Round Rock City Council passed an ordinance in a 7-0 vote March 14 that requires developers to pay a one-time cost to fund transportation infrastructure. The city in turn, will use the revenue to cover costs of transportation infrastructure.
“These impact fees are not new,” Round Rock Mayor Craig Morgan said during a Feb. 28 council meeting. “They’re all across the country. They’re in Texas. So they’re coming.”
In Central Texas, cities including Hutto, Taylor, Cibolo and New Braunfels have already implemented roadway impact fees. Austin and Buda are conducting studies to potentially do the same.
The price of growth
Round Rock is a desirable place to be, according to a bi-annual, city-administered survey. The most recent survey—conducted in Spring 2018—found that 84 percent of respondents were “satisfied with the overall quality of life” in the city.
Recently, Round Rock was named the No. 5 city in which to buy a house in 2019 by Niche, a company that researches and analyzes cities across the country.
While current residents know the appeal of the city, they also consistently rank traffic as the top issue. In fact, 76 percent of respondents said the perceived traffic flow in the city was getting worse.

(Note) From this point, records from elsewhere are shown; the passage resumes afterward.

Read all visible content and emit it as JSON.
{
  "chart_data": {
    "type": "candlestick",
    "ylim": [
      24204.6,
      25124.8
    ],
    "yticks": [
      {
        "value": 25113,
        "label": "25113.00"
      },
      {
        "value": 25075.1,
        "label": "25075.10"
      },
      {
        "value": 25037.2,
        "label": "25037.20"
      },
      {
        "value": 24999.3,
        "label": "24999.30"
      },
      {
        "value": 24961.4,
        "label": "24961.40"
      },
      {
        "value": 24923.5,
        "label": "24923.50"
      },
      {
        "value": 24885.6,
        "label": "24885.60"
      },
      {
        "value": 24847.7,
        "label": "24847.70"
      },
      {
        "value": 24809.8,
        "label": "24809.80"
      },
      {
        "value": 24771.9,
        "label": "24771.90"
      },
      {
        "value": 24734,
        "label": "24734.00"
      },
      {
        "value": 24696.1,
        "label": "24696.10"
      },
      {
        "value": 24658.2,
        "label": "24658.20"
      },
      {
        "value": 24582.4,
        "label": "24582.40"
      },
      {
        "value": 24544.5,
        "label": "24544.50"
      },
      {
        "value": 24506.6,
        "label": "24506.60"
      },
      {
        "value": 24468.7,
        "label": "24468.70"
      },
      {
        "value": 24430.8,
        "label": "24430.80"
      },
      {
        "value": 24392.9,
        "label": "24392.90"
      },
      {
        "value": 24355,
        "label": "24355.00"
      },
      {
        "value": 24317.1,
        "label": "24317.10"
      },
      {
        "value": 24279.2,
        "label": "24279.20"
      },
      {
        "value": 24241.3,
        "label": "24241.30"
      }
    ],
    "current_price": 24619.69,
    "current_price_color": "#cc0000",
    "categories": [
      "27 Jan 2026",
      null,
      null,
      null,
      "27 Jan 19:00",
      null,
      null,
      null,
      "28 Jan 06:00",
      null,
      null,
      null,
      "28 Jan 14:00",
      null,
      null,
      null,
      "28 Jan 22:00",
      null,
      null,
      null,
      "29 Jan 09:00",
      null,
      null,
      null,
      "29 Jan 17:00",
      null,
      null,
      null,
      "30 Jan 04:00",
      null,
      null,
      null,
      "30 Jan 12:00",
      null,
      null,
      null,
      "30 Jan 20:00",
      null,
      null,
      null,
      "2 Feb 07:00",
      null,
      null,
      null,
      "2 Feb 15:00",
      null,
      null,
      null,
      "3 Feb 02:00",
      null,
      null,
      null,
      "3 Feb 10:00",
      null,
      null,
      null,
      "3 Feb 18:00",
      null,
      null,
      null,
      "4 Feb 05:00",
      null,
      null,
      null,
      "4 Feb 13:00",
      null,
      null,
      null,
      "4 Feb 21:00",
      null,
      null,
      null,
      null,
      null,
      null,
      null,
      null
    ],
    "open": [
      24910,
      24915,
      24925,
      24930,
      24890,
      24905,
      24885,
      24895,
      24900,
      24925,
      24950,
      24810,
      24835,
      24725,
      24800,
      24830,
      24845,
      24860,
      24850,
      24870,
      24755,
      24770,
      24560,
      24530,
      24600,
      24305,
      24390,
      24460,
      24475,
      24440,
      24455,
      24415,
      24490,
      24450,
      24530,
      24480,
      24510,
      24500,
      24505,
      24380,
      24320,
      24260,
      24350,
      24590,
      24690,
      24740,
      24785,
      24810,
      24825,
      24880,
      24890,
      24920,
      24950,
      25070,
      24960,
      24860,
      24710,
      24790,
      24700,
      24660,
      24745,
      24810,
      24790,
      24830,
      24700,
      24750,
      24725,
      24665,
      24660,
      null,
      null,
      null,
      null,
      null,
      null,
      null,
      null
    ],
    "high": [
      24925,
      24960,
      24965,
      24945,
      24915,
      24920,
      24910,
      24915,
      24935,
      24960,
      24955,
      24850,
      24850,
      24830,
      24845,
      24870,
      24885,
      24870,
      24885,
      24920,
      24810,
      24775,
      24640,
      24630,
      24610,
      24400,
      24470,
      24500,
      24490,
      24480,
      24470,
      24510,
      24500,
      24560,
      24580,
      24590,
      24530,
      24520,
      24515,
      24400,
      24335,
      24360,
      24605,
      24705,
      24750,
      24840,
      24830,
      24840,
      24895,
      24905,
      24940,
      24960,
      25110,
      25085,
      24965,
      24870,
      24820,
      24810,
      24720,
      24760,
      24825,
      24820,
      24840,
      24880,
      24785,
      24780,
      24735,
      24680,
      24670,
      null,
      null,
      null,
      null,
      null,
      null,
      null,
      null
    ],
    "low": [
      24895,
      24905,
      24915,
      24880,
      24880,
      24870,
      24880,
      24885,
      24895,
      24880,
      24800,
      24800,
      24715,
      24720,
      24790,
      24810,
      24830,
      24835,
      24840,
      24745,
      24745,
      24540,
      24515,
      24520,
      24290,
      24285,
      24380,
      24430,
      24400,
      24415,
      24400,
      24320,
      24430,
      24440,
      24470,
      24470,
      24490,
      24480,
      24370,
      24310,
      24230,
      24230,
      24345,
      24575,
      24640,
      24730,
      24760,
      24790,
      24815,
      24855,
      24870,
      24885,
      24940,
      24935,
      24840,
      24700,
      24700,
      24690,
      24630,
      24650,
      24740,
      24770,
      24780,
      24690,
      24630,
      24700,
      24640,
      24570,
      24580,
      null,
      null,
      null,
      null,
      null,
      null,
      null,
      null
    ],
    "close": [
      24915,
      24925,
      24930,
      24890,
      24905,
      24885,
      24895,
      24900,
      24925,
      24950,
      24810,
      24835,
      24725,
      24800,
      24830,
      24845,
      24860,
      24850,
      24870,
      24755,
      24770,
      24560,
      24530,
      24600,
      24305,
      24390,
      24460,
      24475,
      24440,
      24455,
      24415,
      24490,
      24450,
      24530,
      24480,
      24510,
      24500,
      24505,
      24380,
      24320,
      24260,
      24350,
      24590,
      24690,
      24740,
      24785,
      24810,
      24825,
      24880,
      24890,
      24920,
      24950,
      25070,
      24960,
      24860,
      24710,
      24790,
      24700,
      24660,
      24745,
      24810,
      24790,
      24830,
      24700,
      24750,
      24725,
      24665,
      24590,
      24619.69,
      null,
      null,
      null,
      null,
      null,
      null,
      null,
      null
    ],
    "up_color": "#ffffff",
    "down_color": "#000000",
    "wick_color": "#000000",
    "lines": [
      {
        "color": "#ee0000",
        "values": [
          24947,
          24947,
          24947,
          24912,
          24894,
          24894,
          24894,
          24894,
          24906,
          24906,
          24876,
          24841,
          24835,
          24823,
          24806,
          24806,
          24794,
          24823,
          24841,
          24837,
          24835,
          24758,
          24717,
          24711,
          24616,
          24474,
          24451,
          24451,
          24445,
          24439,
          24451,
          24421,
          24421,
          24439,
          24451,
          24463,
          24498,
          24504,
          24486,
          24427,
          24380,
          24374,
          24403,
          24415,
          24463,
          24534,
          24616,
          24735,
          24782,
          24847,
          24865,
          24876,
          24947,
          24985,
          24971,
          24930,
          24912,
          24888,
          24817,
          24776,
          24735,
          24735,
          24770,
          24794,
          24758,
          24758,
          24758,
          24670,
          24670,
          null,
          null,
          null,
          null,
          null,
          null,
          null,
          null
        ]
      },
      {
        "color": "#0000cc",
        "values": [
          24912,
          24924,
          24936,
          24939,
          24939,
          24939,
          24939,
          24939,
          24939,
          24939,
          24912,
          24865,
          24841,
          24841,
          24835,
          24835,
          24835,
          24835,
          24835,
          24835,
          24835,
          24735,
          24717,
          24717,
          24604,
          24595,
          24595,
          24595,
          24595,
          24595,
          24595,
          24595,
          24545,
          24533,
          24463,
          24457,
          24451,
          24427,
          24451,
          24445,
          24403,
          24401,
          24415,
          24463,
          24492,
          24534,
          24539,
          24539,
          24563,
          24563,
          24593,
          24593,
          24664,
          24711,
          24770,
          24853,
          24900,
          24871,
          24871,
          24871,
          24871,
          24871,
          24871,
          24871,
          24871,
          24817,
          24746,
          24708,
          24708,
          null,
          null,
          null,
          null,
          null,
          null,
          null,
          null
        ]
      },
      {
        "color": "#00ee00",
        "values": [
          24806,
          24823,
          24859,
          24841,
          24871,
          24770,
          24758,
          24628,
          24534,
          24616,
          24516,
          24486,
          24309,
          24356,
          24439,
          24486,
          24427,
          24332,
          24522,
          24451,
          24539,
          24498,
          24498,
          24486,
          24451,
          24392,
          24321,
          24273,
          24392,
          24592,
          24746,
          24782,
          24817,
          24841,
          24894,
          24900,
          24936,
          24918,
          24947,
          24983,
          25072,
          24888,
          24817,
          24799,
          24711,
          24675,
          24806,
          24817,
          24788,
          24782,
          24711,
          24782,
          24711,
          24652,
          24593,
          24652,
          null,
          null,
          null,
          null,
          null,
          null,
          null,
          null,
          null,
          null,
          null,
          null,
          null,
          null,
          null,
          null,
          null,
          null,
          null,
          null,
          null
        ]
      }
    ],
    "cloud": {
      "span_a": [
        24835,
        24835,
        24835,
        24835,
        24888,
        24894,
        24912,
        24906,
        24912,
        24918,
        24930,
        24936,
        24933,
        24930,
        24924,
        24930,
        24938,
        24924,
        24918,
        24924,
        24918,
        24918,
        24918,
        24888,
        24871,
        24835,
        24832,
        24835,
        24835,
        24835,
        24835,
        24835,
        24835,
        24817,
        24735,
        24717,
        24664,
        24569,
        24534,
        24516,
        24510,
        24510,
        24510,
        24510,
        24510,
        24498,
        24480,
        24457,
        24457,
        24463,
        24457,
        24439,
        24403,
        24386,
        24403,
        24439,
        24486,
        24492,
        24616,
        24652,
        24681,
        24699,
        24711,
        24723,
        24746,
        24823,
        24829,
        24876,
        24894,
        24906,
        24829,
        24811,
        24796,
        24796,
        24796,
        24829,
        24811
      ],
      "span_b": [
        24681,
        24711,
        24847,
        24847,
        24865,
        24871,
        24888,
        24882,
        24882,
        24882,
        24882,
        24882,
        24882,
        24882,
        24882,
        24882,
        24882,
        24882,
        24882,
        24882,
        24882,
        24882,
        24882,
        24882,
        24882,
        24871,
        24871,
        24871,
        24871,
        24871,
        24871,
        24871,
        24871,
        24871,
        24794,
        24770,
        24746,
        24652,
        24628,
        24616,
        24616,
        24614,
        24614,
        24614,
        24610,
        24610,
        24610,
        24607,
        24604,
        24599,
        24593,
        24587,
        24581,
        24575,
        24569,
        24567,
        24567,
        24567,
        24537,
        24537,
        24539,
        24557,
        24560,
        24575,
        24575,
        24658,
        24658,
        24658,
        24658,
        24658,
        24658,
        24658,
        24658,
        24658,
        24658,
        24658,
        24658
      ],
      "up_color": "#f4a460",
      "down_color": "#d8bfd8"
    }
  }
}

Every new development—residential and commercial—creates additional infrastructure needs. Cities use various types of impact fees to offset the costs associated. The city of Round Rock has used water and wastewater impact fees to fund public water and wastewater improvements since 1989, said Michael Thane, the city’s director of utilities.
More than $1.2 billion is needed to fund roadway projects, according to Round Rock’s 2017 Transportation Master Plan. The plan is based on projections to serve Round Rock’s ultimate population of 250,000 people.
“This [topic] is not fun for anybody,” Morgan said Feb. 28. “It’s a very difficult thing. But since I’ve been on this council, the number one issue in our biennium surveys [of Round Rock residents] is traffic.”
Money collected through roadway impact fees will be applied to traffic signals, bridges, sidewalks, roadways, thoroughfares, land acquisition costs, surveying and engineering fees, according to the ordinance. However, the fees will not be used for upgrades to existing development or repair, operation or maintenance of existing or new facilities.
The ordinance will take effect Jan. 1, 2020.